Description of the files/directory/resources for the ACL 2018 publication “Which Melbourne? Augmenting Geocoding with Maps.” by Milan Gritta et al. 2018

WEIGHTS.ZIP - I included a trained model for you with a slight experimental tweak. You need it to geocode other text using the geoparse.py script. See instructions in README.md (GitHub) and inside the script. To train new models, take a look at OPTIONAL FILES. If you come up with something interesting, let me know! Thanks.

GEONAMES.DB - This is the SQLite database built from allCountries.txt used throughout training and testing. Definitely need this one!

------------------------------------------OPTIONAL FILES-----------------------------------------------

GEOWIKI.TXT - This is the Wikipedia-derived **RAW** data i.e. geotagged Wikipedia articles in plain text.

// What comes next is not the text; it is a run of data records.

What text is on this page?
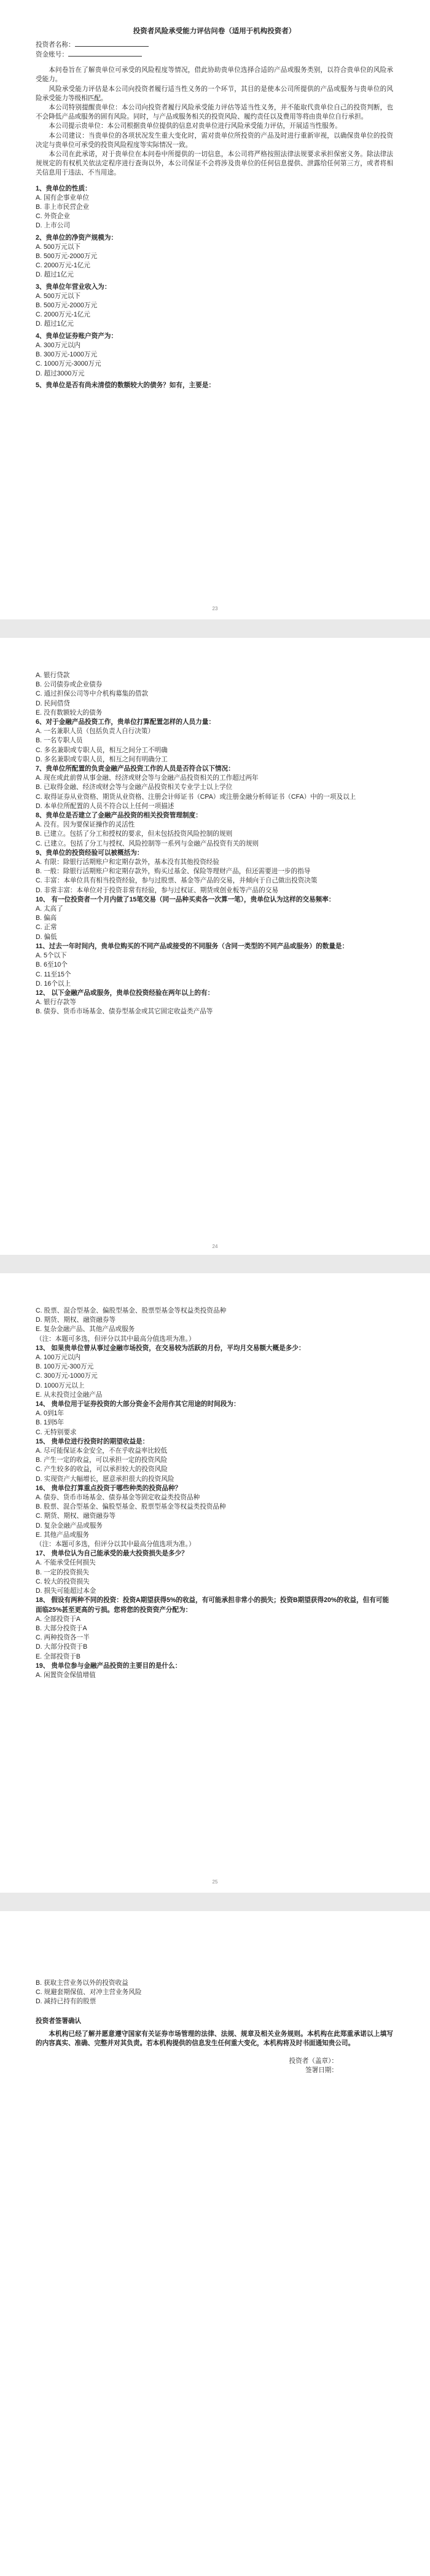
投资者风险承受能力评估问卷（适用于机构投资者）

投资者名称：

资金账号：

本问卷旨在了解贵单位可承受的风险程度等情况，借此协助贵单位选择合适的产品或服务类别，以符合贵单位的风险承受能力。

风险承受能力评估是本公司向投资者履行适当性义务的一个环节，其目的是使本公司所提供的产品或服务与贵单位的风险承受能力等级相匹配。

本公司特别提醒贵单位：本公司向投资者履行风险承受能力评估等适当性义务，并不能取代贵单位自己的投资判断，也不会降低产品或服务的固有风险。同时，与产品或服务相关的投资风险、履约责任以及费用等将由贵单位自行承担。

本公司提示贵单位：本公司根据贵单位提供的信息对贵单位进行风险承受能力评估，开展适当性服务。

本公司建议：当贵单位的各项状况发生重大变化时，需对贵单位所投资的产品及时进行重新审视，以确保贵单位的投资决定与贵单位可承受的投资风险程度等实际情况一致。

本公司在此承诺，对于贵单位在本问卷中所提供的一切信息，本公司将严格按照法律法规要求承担保密义务。除法律法规规定的有权机关依法定程序进行查询以外，本公司保证不会将涉及贵单位的任何信息提供、泄露给任何第三方，或者将相关信息用于违法、不当用途。

1、贵单位的性质：

A. 国有企事业单位

B. 非上市民营企业

C. 外资企业

D. 上市公司

2、贵单位的净资产规模为：

A. 500万元以下

B. 500万元-2000万元

C. 2000万元-1亿元

D. 超过1亿元

3、贵单位年营业收入为：

A. 500万元以下

B. 500万元-2000万元

C. 2000万元-1亿元

D. 超过1亿元

4、贵单位证券账户资产为：

A. 300万元以内

B. 300万元-1000万元

C. 1000万元-3000万元

D. 超过3000万元

5、贵单位是否有尚未清偿的数额较大的债务？如有，主要是：

23

A. 银行贷款

B. 公司债券或企业债券

C. 通过担保公司等中介机构募集的借款

D. 民间借贷

E. 没有数额较大的债务

6、对于金融产品投资工作，贵单位打算配置怎样的人员力量：

A. 一名兼职人员（包括负责人自行决策）

B. 一名专职人员

C. 多名兼职或专职人员，相互之间分工不明确

D. 多名兼职或专职人员，相互之间有明确分工

7、贵单位所配置的负责金融产品投资工作的人员是否符合以下情况：

A. 现在或此前曾从事金融、经济或财会等与金融产品投资相关的工作超过两年

B. 已取得金融、经济或财会等与金融产品投资相关专业学士以上学位

C. 取得证券从业资格、期货从业资格、注册会计师证书（CPA）或注册金融分析师证书（CFA）中的一项及以上

D. 本单位所配置的人员不符合以上任何一项描述

8、贵单位是否建立了金融产品投资的相关投资管理制度：

A. 没有。因为要保证操作的灵活性

B. 已建立。包括了分工和授权的要求，但未包括投资风险控制的规则

C. 已建立。包括了分工与授权、风险控制等一系列与金融产品投资有关的规则

9、贵单位的投资经验可以被概括为：

A. 有限：除银行活期账户和定期存款外，基本没有其他投资经验

B. 一般：除银行活期账户和定期存款外，购买过基金、保险等理财产品，但还需要进一步的指导

C. 丰富：本单位具有相当投资经验，参与过股票、基金等产品的交易，并倾向于自己做出投资决策

D. 非常丰富：本单位对于投资非常有经验，参与过权证、期货或创业板等产品的交易

10、 有一位投资者一个月内做了15笔交易（同一品种买卖各一次算一笔），贵单位认为这样的交易频率：

A. 太高了

B. 偏高

C. 正常

D. 偏低

11、过去一年时间内，贵单位购买的不同产品或接受的不同服务（含同一类型的不同产品或服务）的数量是：

A. 5个以下

B. 6至10个

C. 11至15个

D. 16个以上

12、 以下金融产品或服务，贵单位投资经验在两年以上的有：

A. 银行存款等

B. 债券、货币市场基金、债券型基金或其它固定收益类产品等

24

C. 股票、混合型基金、偏股型基金、股票型基金等权益类投资品种

D. 期货、期权、融资融券等

E. 复杂金融产品、其他产品或服务

（注：本题可多选，但评分以其中最高分值选项为准。）

13、 如果贵单位曾从事过金融市场投资，在交易较为活跃的月份，平均月交易额大概是多少：

A. 100万元以内

B. 100万元-300万元

C. 300万元-1000万元

D. 1000万元以上

E. 从未投资过金融产品

14、 贵单位用于证券投资的大部分资金不会用作其它用途的时间段为：

A. 0到1年

B. 1到5年

C. 无特别要求

15、 贵单位进行投资时的期望收益是：

A. 尽可能保证本金安全，不在乎收益率比较低

B. 产生一定的收益，可以承担一定的投资风险

C. 产生较多的收益，可以承担较大的投资风险

D. 实现资产大幅增长，愿意承担很大的投资风险

16、 贵单位打算重点投资于哪些种类的投资品种？

A. 债券、货币市场基金、债券基金等固定收益类投资品种

B. 股票、混合型基金、偏股型基金、股票型基金等权益类投资品种

C. 期货、期权、融资融券等

D. 复杂金融产品或服务

E. 其他产品或服务

（注：本题可多选，但评分以其中最高分值选项为准。）

17、 贵单位认为自己能承受的最大投资损失是多少？

A. 不能承受任何损失

B. 一定的投资损失

C. 较大的投资损失

D. 损失可能超过本金

18、 假设有两种不同的投资：投资A期望获得5%的收益，有可能承担非常小的损失；投资B期望获得20%的收益，但有可能面临25%甚至更高的亏损。您将您的投资资产分配为：

A. 全部投资于A

B. 大部分投资于A

C. 两种投资各一半

D. 大部分投资于B

E. 全部投资于B

19、 贵单位参与金融产品投资的主要目的是什么：

A. 闲置资金保值增值

25

B. 获取主营业务以外的投资收益

C. 规避套期保值、对冲主营业务风险

D. 减持已持有的股票

投资者签署确认

本机构已经了解并愿意遵守国家有关证券市场管理的法律、法规、规章及相关业务规则。本机构在此郑重承诺以上填写的内容真实、准确、完整并对其负责。若本机构提供的信息发生任何重大变化，本机构将及时书面通知贵公司。

投资者（盖章）：

签署日期：
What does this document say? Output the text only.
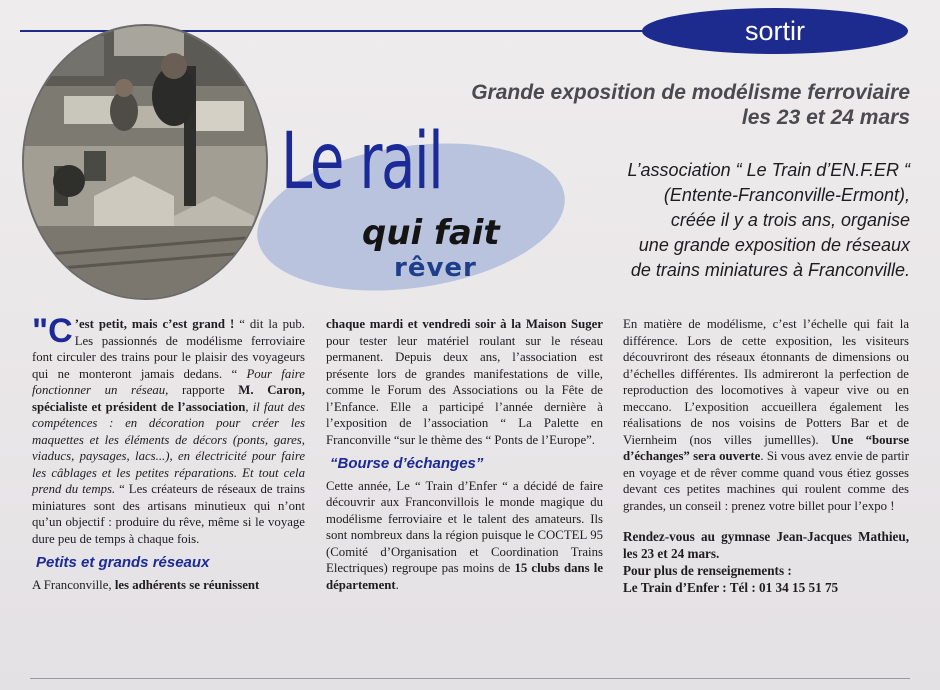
sortir
Le rail
qui fait
rêver
Grande exposition de modélisme ferroviaire
les 23 et 24 mars
L’association “ Le Train d’EN.F.ER “
(Entente-Franconville-Ermont),
créée il y a trois ans, organise
une grande exposition de réseaux
de trains miniatures à Franconville.

"C ’est petit, mais c’est grand ! “ dit la pub. Les passionnés de modélisme ferroviaire font circuler des trains pour le plaisir des voyageurs qui ne monteront jamais dedans. “ Pour faire fonctionner un réseau, rapporte M. Caron, spécialiste et président de l’association, il faut des compétences : en décoration pour créer les maquettes et les éléments de décors (ponts, gares, viaducs, paysages, lacs...), en électricité pour faire les câblages et les petites réparations. Et tout cela prend du temps. “ Les créateurs de réseaux de trains miniatures sont des artisans minutieux qui n’ont qu’un objectif : produire du rêve, même si le voyage dure peu de temps à chaque fois.

Petits et grands réseaux

A Franconville, les adhérents se réunissent

chaque mardi et vendredi soir à la Maison Suger pour tester leur matériel roulant sur le réseau permanent. Depuis deux ans, l’association est présente lors de grandes manifestations de ville, comme le Forum des Associations ou la Fête de l’Enfance. Elle a participé l’année dernière à l’exposition de l’association “ La Palette en Franconville “sur le thème des “ Ponts de l’Europe”.

“Bourse d’échanges”

Cette année, Le “ Train d’Enfer “ a décidé de faire découvrir aux Franconvillois le monde magique du modélisme ferroviaire et le talent des amateurs. Ils sont nombreux dans la région puisque le COCTEL 95 (Comité d’Organisation et Coordination Trains Electriques) regroupe pas moins de 15 clubs dans le département.

En matière de modélisme, c’est l’échelle qui fait la différence. Lors de cette exposition, les visiteurs découvriront des réseaux étonnants de dimensions ou d’échelles différentes. Ils admireront la perfection de reproduction des locomotives à vapeur vive ou en meccano. L’exposition accueillera également les réalisations de nos voisins de Potters Bar et de Viernheim (nos villes jumellles). Une “bourse d’échanges” sera ouverte. Si vous avez envie de partir en voyage et de rêver comme quand vous étiez gosses devant ces petites machines qui roulent comme des grandes, un conseil : prenez votre billet pour l’expo !

Rendez-vous au gymnase Jean-Jacques Mathieu, les 23 et 24 mars.
Pour plus de renseignements :
Le Train d’Enfer : Tél : 01 34 15 51 75
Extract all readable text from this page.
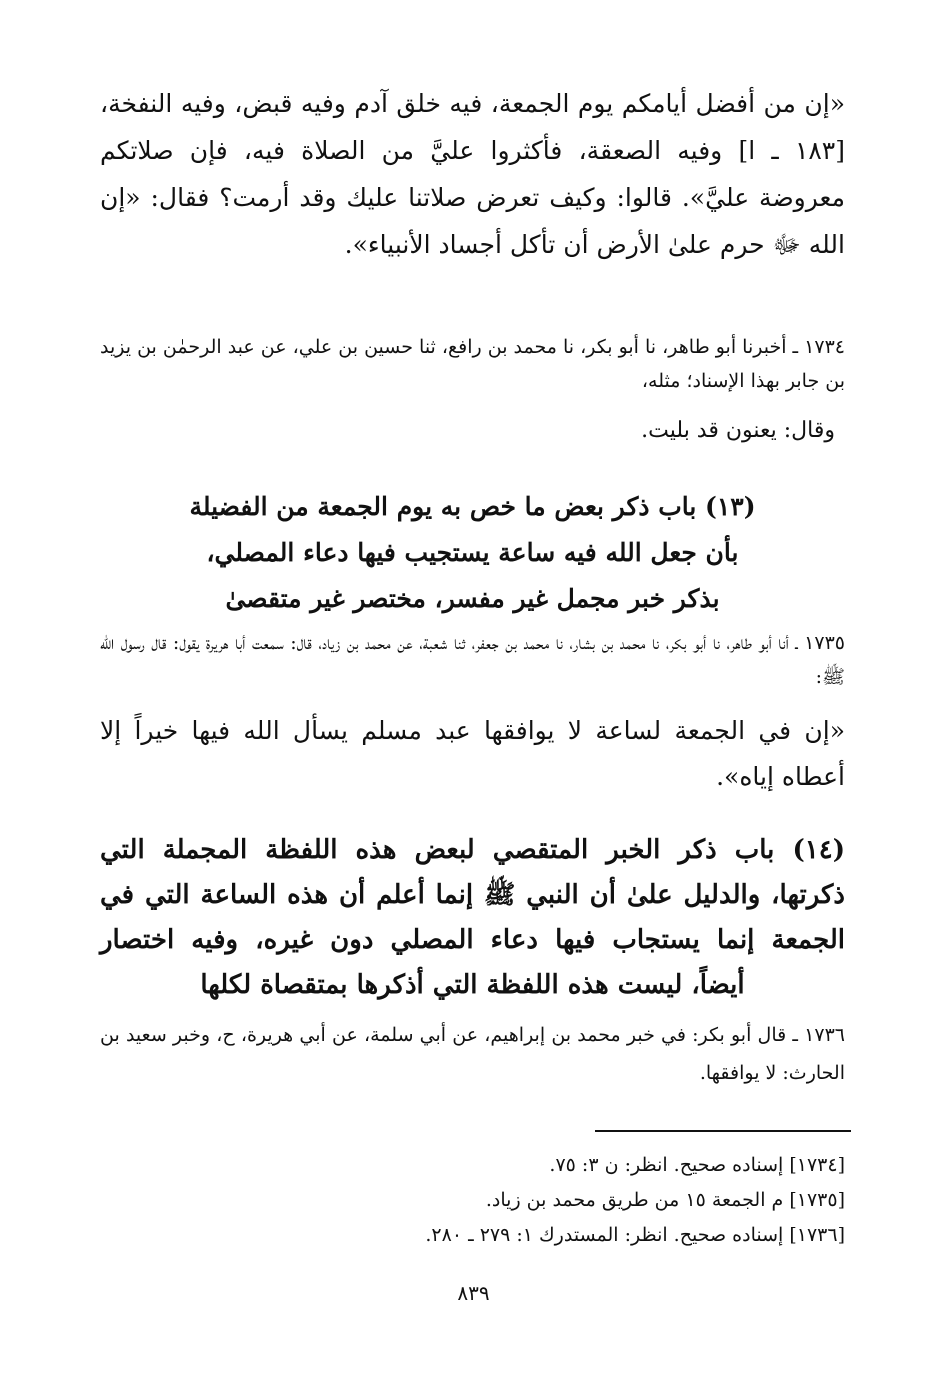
«إن من أفضل أيامكم يوم الجمعة، فيه خلق آدم وفيه قبض، وفيه النفخة، [١٨٣ ـ ا] وفيه الصعقة، فأكثروا عليَّ من الصلاة فيه، فإن صلاتكم معروضة عليَّ». قالوا: وكيف تعرض صلاتنا عليك وقد أرمت؟ فقال: «إن الله ﷻ حرم علىٰ الأرض أن تأكل أجساد الأنبياء».

١٧٣٤ ـ أخبرنا أبو طاهر، نا أبو بكر، نا محمد بن رافع، ثنا حسين بن علي، عن عبد الرحمٰن بن يزيد بن جابر بهذا الإسناد؛ مثله،

وقال: يعنون قد بليت.

(١٣) باب ذكر بعض ما خص به يوم الجمعة من الفضيلة
بأن جعل الله فيه ساعة يستجيب فيها دعاء المصلي،
بذكر خبر مجمل غير مفسر، مختصر غير متقصىٰ

١٧٣٥ ـ أنا أبو طاهر، نا أبو بكر، نا محمد بن بشار، نا محمد بن جعفر، ثنا شعبة، عن محمد بن زياد، قال: سمعت أبا هريرة يقول: قال رسول الله ﷺ:

«إن في الجمعة لساعة لا يوافقها عبد مسلم يسأل الله فيها خيراً إلا أعطاه إياه».

(١٤) باب ذكر الخبر المتقصي لبعض هذه اللفظة المجملة التي
ذكرتها، والدليل علىٰ أن النبي ﷺ إنما أعلم أن هذه الساعة التي في
الجمعة إنما يستجاب فيها دعاء المصلي دون غيره، وفيه اختصار
أيضاً، ليست هذه اللفظة التي أذكرها بمتقصاة لكلها

١٧٣٦ ـ قال أبو بكر: في خبر محمد بن إبراهيم، عن أبي سلمة، عن أبي هريرة، ح، وخبر سعيد بن الحارث: لا يوافقها.

[١٧٣٤] إسناده صحيح. انظر: ن ٣: ٧٥.
[١٧٣٥] م الجمعة ١٥ من طريق محمد بن زياد.
[١٧٣٦] إسناده صحيح. انظر: المستدرك ١: ٢٧٩ ـ ٢٨٠.
٨٣٩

For replication, you won't require the file. However, if you wish to modify the training data to your liking, recreate them from scratch, use this dataset and the helper methods in preprocessing.py. 

TRAIN_WIKI_UNIFORM.TXT - This is the machine-readable training data ready to go if you wish to train your own model using different parameters. Required by the train.py script.

ALL_COUNTRIES.TXT - This is a bit redundant as you can download this file from geonames.org but I spared you the effort. You need this file to (re)build the SQL Database.

DEV_WIKI_UNIFORM.TXT - This is the machine-readable DEV or VALIDATION data used to test the model during development. It's a disjoint partition of the Wikipedia-derived data, same DOMAIN and FORMAT as the training data but obviously different Wikipedia articles.

GLOVE.TWITTER.50D.TXT.ZIP - Embeddings as used in the experiments, downloaded from the GloVe website. In reality, I found that a lot of vectors are missing from the vocabulary so will have to be learnt from scratch. I don't think there will be any performance loss if you don't initialise embeddings.